Figure 3

Hotspot Peptide Ligand Kcf12 Competes TNF Binding To Endogenous TNFR2 Receptors. The data are from representative TNFα and KcF12 competition experiments in Jurkat and Jiyoye cells. The binding of TNFα to TNFR2 on intact cells was measured in a radio-receptor assay using Jurkat and Jiyoye cells and the MultiSreen™ assay filter plate system as described [39]. Data analysis was performed with an add-in for Microsoft Excel, Xlfit™ (ID Business Solutions, Guildford, UK), which allows curve fitting using nonlinear regression.
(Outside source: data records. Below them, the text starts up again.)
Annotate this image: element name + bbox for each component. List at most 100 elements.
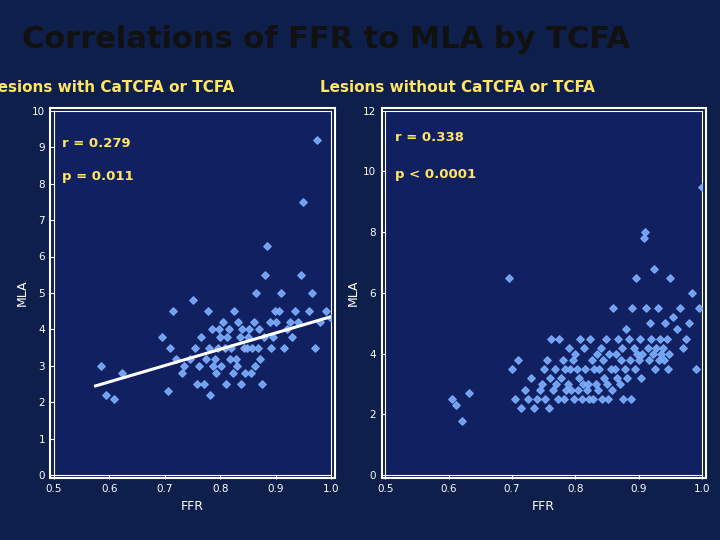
Point [231,362,243,370]
Point [671,325,683,334]
Point [276,288,287,297]
Point [456,416,468,425]
Point [595,343,606,352]
Point [613,334,624,343]
Point [238,343,249,352]
Point [629,364,641,373]
Point [660,319,671,328]
Point [544,374,556,382]
Point [628,343,639,352]
Point [213,325,225,334]
Point [312,136,323,144]
Point [256,380,268,388]
Point [590,380,601,388]
Point [568,395,580,403]
Point [516,404,527,413]
Point [249,362,261,370]
Point [588,364,600,373]
Point [581,386,593,394]
Point [636,374,647,382]
Point [556,374,567,382]
Point [636,349,648,358]
Point [306,288,318,297]
Point [571,364,582,373]
Point [170,354,181,363]
Point [237,325,248,334]
Point [217,318,229,326]
Point [506,364,518,373]
Point [620,325,631,334]
Point [446,395,457,403]
Point [225,354,236,363]
Point [284,318,295,326]
Point [552,395,563,403]
Point [598,374,610,382]
Point [658,355,670,364]
Point [641,304,652,313]
Point [225,343,237,352]
Point [653,355,665,364]
Point [656,349,667,358]
Point [696,183,708,191]
Point [266,343,277,352]
Point [503,273,515,282]
Point [538,364,549,373]
Point [667,313,679,321]
Point [652,304,663,313]
Point [582,380,594,388]
Point [593,386,604,394]
Text: Correlations of FFR to MLA by TCFA: Correlations of FFR to MLA by TCFA [22,25,630,53]
Text: r = 0.279: r = 0.279 [63,137,131,150]
Point [551,380,562,388]
Point [525,374,536,382]
Point [558,395,570,403]
Point [234,332,246,341]
Point [559,364,571,373]
Point [609,364,621,373]
Point [683,319,695,328]
Point [212,343,223,352]
Point [267,332,279,341]
Point [201,354,212,363]
Point [605,364,616,373]
Point [522,395,534,403]
Point [596,395,608,403]
Point [591,349,603,358]
Point [606,386,618,394]
Point [295,271,307,279]
Point [198,380,210,388]
Point [643,355,654,364]
Point [557,355,568,364]
Point [195,332,207,341]
Point [633,355,644,364]
Point [573,374,585,382]
Point [539,395,551,403]
Point [601,380,613,388]
Point [625,395,636,403]
Point [194,362,205,370]
Point [216,362,228,370]
Point [233,318,244,326]
Text: r = 0.338: r = 0.338 [395,131,464,144]
Point [608,304,619,313]
Point [303,307,315,315]
Point [618,395,629,403]
Point [547,386,559,394]
Point [583,395,595,403]
Point [519,386,531,394]
Text: Lesions without CaTCFA or TCFA: Lesions without CaTCFA or TCFA [320,79,595,94]
Point [204,343,215,352]
Point [680,334,692,343]
Point [647,349,658,358]
Point [600,334,611,343]
Point [210,369,222,377]
Point [564,364,576,373]
Point [463,389,474,397]
Point [624,355,636,364]
Point [528,404,540,413]
Point [554,334,565,343]
Point [179,362,190,370]
Point [235,380,247,388]
Point [665,273,676,282]
Point [451,401,462,410]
To determine binding kinetic parameters, the four-parameter logistic equation y = Bottom + (Top – Bottom)/(1 + (IC₅₀/x)^{Hill slope}) was used to calculate IC₅₀ values and Hill slopes. K_i values were calculated according to the equation, K_i = IC₅₀/(1 + [ligand]/K_d). Data from replicate experiments in Jurkat cells (upper panel) yielded IC₅₀ value of 1.64 ± 0.62 × 10^-9 M (mean ± SD, n = 4) with a Hill slope of -0.66 ± 0.07 for TNF-alpha. Data from replicate experiments in Jiyoye cells (lower panel) yielded IC₅₀ value of 2.28 ± 0.96 × 10^-10 M (mean ± SD, n = 4) with a Hill slope of -0.52 ± 0.03 for TNF-alpha. Data from replicate experiments in Jiyoye cells (lower panel) yielded IC₅₀ values of 3.56 ± 0.35 × 10^-6 M (mean ± SD, n = 4) for HotSpot TNFR2 peptide KcF12.